Purpose Of The Study
- To investigate the efficacy of integrating multiple Large Language Models (LLMs) for enhancing the accuracy of EMS EHR documentation.
- To evaluate the performance of an LLM integration framework compared to individual state-of-the-art LLMs in extracting structured data from transcribed EMS conversations.
- To assess the potential of this automated approach in reducing documentation workload for healthcare providers.
Main Methods
- Developed an LLM integration framework to process transcribed EMS conversations.
- Evaluated four leading LLMs (Claude 3.5, GPT-4, Gemini, Mistral) using zero-shot and few-shot learning paradigms.

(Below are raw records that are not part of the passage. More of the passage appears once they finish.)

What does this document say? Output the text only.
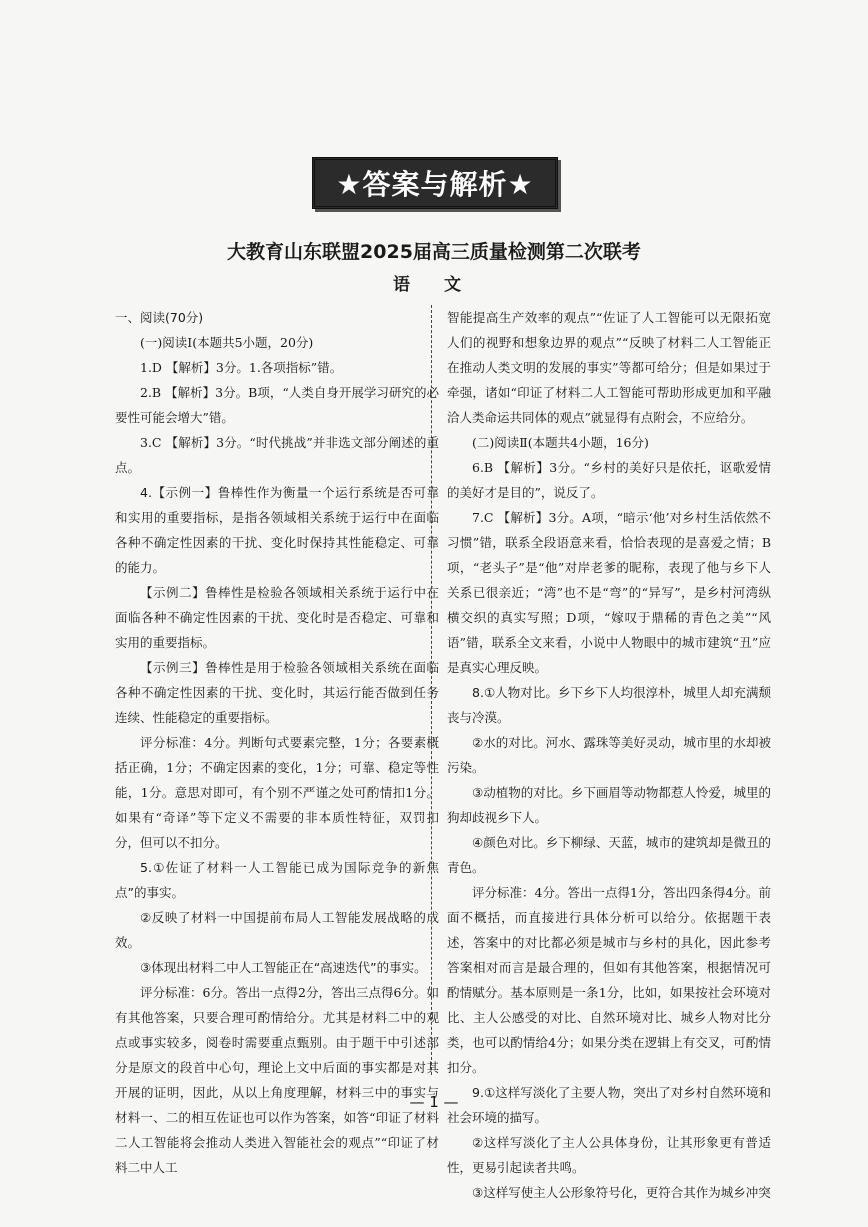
★答案与解析★
大教育山东联盟2025届高三质量检测第二次联考
语 文

一、阅读(70分)

(一)阅读Ⅰ(本题共5小题，20分)

1.D 【解析】3分。1.各项指标”错。

2.B 【解析】3分。B项，“人类自身开展学习研究的必要性可能会增大”错。

3.C 【解析】3分。“时代挑战”并非选文部分阐述的重点。

4.【示例一】鲁棒性作为衡量一个运行系统是否可靠和实用的重要指标，是指各领域相关系统于运行中在面临各种不确定性因素的干扰、变化时保持其性能稳定、可靠的能力。

【示例二】鲁棒性是检验各领域相关系统于运行中在面临各种不确定性因素的干扰、变化时是否稳定、可靠和实用的重要指标。

【示例三】鲁棒性是用于检验各领域相关系统在面临各种不确定性因素的干扰、变化时，其运行能否做到任务连续、性能稳定的重要指标。

评分标准：4分。判断句式要素完整，1分；各要素概括正确，1分；不确定因素的变化，1分；可靠、稳定等性能，1分。意思对即可，有个别不严谨之处可酌情扣1分。如果有“奇译”等下定义不需要的非本质性特征，双罚扣分，但可以不扣分。

5.①佐证了材料一人工智能已成为国际竞争的新焦点”的事实。

②反映了材料一中国提前布局人工智能发展战略的成效。

③体现出材料二中人工智能正在“高速迭代”的事实。

评分标准：6分。答出一点得2分，答出三点得6分。如有其他答案，只要合理可酌情给分。尤其是材料二中的观点或事实较多，阅卷时需要重点甄别。由于题干中引述部分是原文的段首中心句，理论上文中后面的事实都是对其开展的证明，因此，从以上角度理解，材料三中的事实与材料一、二的相互佐证也可以作为答案，如答“印证了材料二人工智能将会推动人类进入智能社会的观点”“印证了材料二中人工

智能提高生产效率的观点”“佐证了人工智能可以无限拓宽人们的视野和想象边界的观点”“反映了材料二人工智能正在推动人类文明的发展的事实”等都可给分；但是如果过于牵强，诸如“印证了材料二人工智能可帮助形成更加和平融洽人类命运共同体的观点”就显得有点附会，不应给分。

(二)阅读Ⅱ(本题共4小题，16分)

6.B 【解析】3分。“乡村的美好只是依托，讴歌爱情的美好才是目的”，说反了。

7.C 【解析】3分。A项，“暗示‘他’对乡村生活依然不习惯”错，联系全段语意来看，恰恰表现的是喜爱之情；B项，“老头子”是“他”对岸老爹的昵称，表现了他与乡下人关系已很亲近；“湾”也不是“弯”的“异写”，是乡村河湾纵横交织的真实写照；D项，“嫁叹于鼎稀的青色之美”“风语”错，联系全文来看，小说中人物眼中的城市建筑“丑”应是真实心理反映。

8.①人物对比。乡下乡下人均很淳朴，城里人却充满颓丧与冷漠。

②水的对比。河水、露珠等美好灵动，城市里的水却被污染。

③动植物的对比。乡下画眉等动物都惹人怜爱，城里的狗却歧视乡下人。

④颜色对比。乡下柳绿、天蓝，城市的建筑却是微丑的青色。

评分标准：4分。答出一点得1分，答出四条得4分。前面不概括，而直接进行具体分析可以给分。依据题干表述，答案中的对比都必须是城市与乡村的具化，因此参考答案相对而言是最合理的，但如有其他答案，根据情况可酌情赋分。基本原则是一条1分，比如，如果按社会环境对比、主人公感受的对比、自然环境对比、城乡人物对比分类，也可以酌情给4分；如果分类在逻辑上有交叉，可酌情扣分。

9.①这样写淡化了主要人物，突出了对乡村自然环境和社会环境的描写。

②这样写淡化了主人公具体身份，让其形象更有普适性，更易引起读者共鸣。

③这样写使主人公形象符号化，更符合其作为城乡冲突

— 1 —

- Assessed performance based on precision, recall, and F1 scores using a dataset from 40 EMS training simulations.
- Conducted a preliminary user study with domain experts to gauge perceived usefulness and identify challenges.
Main Results
- The integrated LLM framework demonstrated superior performance over individual models, achieving F1 scores of 0.78 (zero-shot) and 0.81 (few-shot).
- Quantitative evaluations showed significant improvements in structured data extraction accuracy.

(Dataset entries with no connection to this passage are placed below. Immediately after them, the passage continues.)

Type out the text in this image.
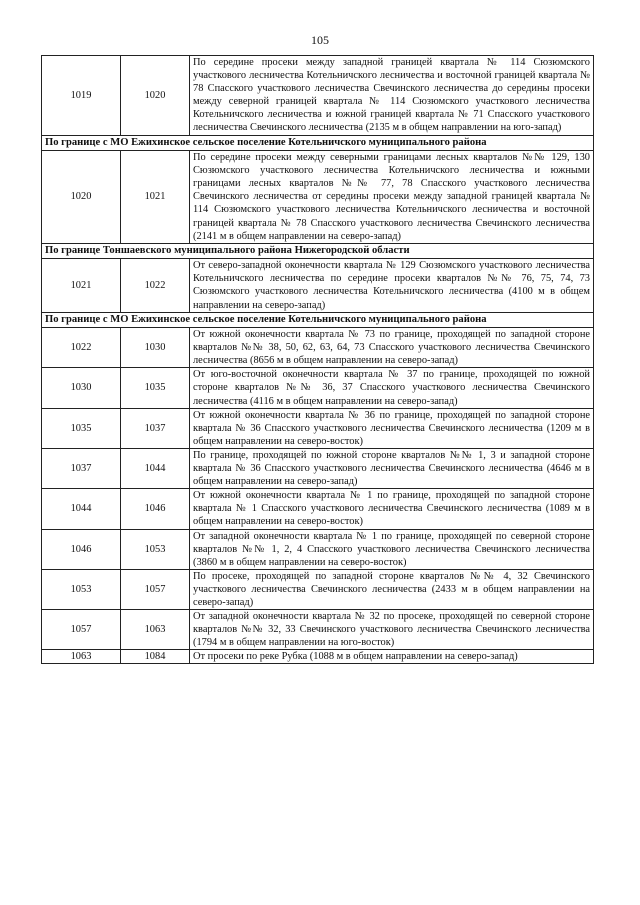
105
1019	1020	По середине просеки между западной границей квартала № 114 Сюзюмского участкового лесничества Котельничского лесничества и восточной границей квартала № 78 Спасского участкового лесничества Свечинского лесничества до середины просеки между северной границей квартала № 114 Сюзюмского участкового лесничества Котельничского лесничества и южной границей квартала № 71 Спасского участкового лесничества Свечинского лесничества (2135 м в общем направлении на юго-запад)
По границе с МО Ежихинское сельское поселение Котельничского муниципального района		
1020	1021	По середине просеки между северными границами лесных кварталов №№ 129, 130 Сюзюмского участкового лесничества Котельничского лесничества и южными границами лесных кварталов №№ 77, 78 Спасского участкового лесничества Свечинского лесничества от середины просеки между западной границей квартала № 114 Сюзюмского участкового лесничества Котельничского лесничества и восточной границей квартала № 78 Спасского участкового лесничества Свечинского лесничества (2141 м в общем направлении на северо-запад)
По границе Тоншаевского муниципального района Нижегородской области		
1021	1022	От северо-западной оконечности квартала № 129 Сюзюмского участкового лесничества Котельничского лесничества по середине просеки кварталов №№ 76, 75, 74, 73 Сюзюмского участкового лесничества Котельничского лесничества (4100 м в общем направлении на северо-запад)
По границе с МО Ежихинское сельское поселение Котельничского муниципального района		
1022	1030	От южной оконечности квартала № 73 по границе, проходящей по западной стороне кварталов №№ 38, 50, 62, 63, 64, 73 Спасского участкового лесничества Свечинского лесничества (8656 м в общем направлении на северо-запад)
1030	1035	От юго-восточной оконечности квартала № 37 по границе, проходящей по южной стороне кварталов №№ 36, 37 Спасского участкового лесничества Свечинского лесничества (4116 м в общем направлении на северо-запад)
1035	1037	От южной оконечности квартала № 36 по границе, проходящей по западной стороне квартала № 36 Спасского участкового лесничества Свечинского лесничества (1209 м в общем направлении на северо-восток)
1037	1044	По границе, проходящей по южной стороне кварталов №№ 1, 3 и западной стороне квартала № 36 Спасского участкового лесничества Свечинского лесничества (4646 м в общем направлении на северо-запад)
1044	1046	От южной оконечности квартала № 1 по границе, проходящей по западной стороне квартала № 1 Спасского участкового лесничества Свечинского лесничества (1089 м в общем направлении на северо-восток)
1046	1053	От западной оконечности квартала № 1 по границе, проходящей по северной стороне кварталов №№ 1, 2, 4 Спасского участкового лесничества Свечинского лесничества (3860 м в общем направлении на северо-восток)
1053	1057	По просеке, проходящей по западной стороне кварталов №№ 4, 32 Свечинского участкового лесничества Свечинского лесничества (2433 м в общем направлении на северо-запад)
1057	1063	От западной оконечности квартала № 32 по просеке, проходящей по северной стороне кварталов №№ 32, 33 Свечинского участкового лесничества Свечинского лесничества (1794 м в общем направлении на юго-восток)
1063	1084	От просеки по реке Рубка (1088 м в общем направлении на северо-запад)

- User feedback indicated potential for reduced documentation effort but highlighted issues with medical context misinterpretation and data omissions.
Conclusions
- Integrating multiple LLMs offers a promising approach to improve the accuracy and efficiency of automated EMS EHR documentation.
- The developed framework shows potential to alleviate the documentation burden on care providers.
- Further refinement is necessary to address contextual understanding and data completeness challenges for real-world implementation.